Yes we all know by now that Kelly wanted something different than Mr. Davis for her third album, but we also know that he gave her the go ahead because “My December” hit the shelves just like Kelly wanted.  She’s making music videos, her songs are on the radio, and she’s on the cover of “Blender”, “Self”, “Cosmo Girl”, and “Elle” and probably a few others.  We saw her perform at “Live Earth” and numerous talk show circuits.  Is Kelly really doing that bad??  Is her career really “over”?  Such a strong word being delivered about a woman whose vocal chops cannot be denied and likeability and fan adoration cannot be competed with.  Critics, Miss Kelly isn’t going anywhere unless she wants to go there.
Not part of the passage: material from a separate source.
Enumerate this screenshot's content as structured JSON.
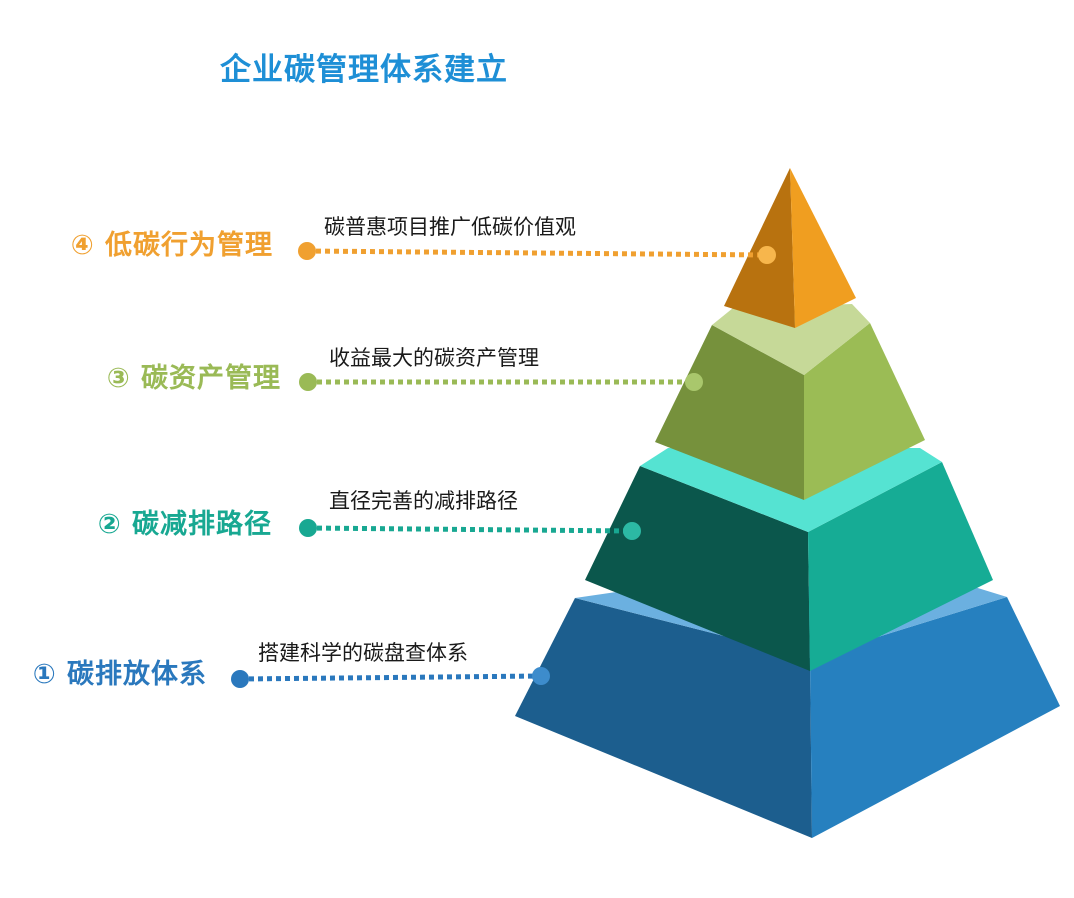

Listening to her album as I made dinner tonight which was turkey, green beans, and jasmine rice, I found myself singing “And he’ll be through with you” from “Never Again” passionately to my sink full of dishes and bouncing to the catchy beat of “One Minute”.  I set the table to “Hole” and totally got into the funky bass line.  As we ate our dinner I stopped my husband mid sentence to listen to Kelly wail on “Sober” as she sang “three months and I’m still sober” which should remind everyone, even you doomsday critics that the girl can sing.  As Kelly’s album continued to play I again marveled at her as an artist. Yes, an artist.  “My December” tells us a story and each song is considerably different from the last.  Is there a theme to her album?  Why yes there is.  Have people commented that it’s just a bunch of songs about a break up?  Why yes they have.  But here is where Kelly is great.  She is great because every song has a unique angle, beat, feel, and style.  They may be songs about love gone wrong but they certainly aren’t the same emotion every time. She’s telling us in different ways so maybe, just maybe we’ll get her.  Kelly is telling us a story and for some critics that is just hard to grasp,

Is it bad that her album isn’t like “Breakaway”?  Is that something to be bothered about?  Should she be admonished and slapped on the hand (or more like the face as of late) because she didn’t conform like some other pop “artists” today?  So she didn’t recreate “Since U Been Gone” for another smash hit.  She gave us something new, different, and fresh.  Shame on you Kelly!  How dare you give us good, raw, emotional material instead of repeats, left-overs, re-heated sheets of music, and recycled notes!  Like everyone else in the whole wide world she isn’t the same person she was two years ago.  She has changed.  Life experience has matured her and for her to shimmy back into her “Breakaway” pants would be the real career suicide here, not her fresh new album.

As “My December” winds down, Kelly’s blaring and defining moment stands out loud and clear.  The moment where she beats on the ice that has entrapped her and breaks through to take a huge gulping breath at her new level as an artist.  That moment is found in her raw and heartfelt “Irvine”.  Who is that broken woman singing in my ear?  It’s like the moment had just happened and the recording studio came to her and caught her unawares.  Truly the mark of greatness, truly the mark of an artist.  Sitting in her recording studio she closed her eyes and went back to her brokenness in that Irvine, California bathroom and laid her lowest spot in her heart next to the water splashed sink.  She laid it there and translated it into a breathy, haunting, career defining, not ending moment.  “Irvine” is Kelly Clarkson’s platform for her to build upon.  The foundation for what is to come.  For when an artist is real.  When they are vulnerable. When their transparency translates into an emotion painted with notes that you can see and feel, not just hear, that is when greatness is found.  “Irvine” will forever be a place Miss Clarkson will look back upon and realize that just as she rose from that dark place that night, she will find herself rising again, and again, and again.  This career is not over.  There’s a whole lot of building going on.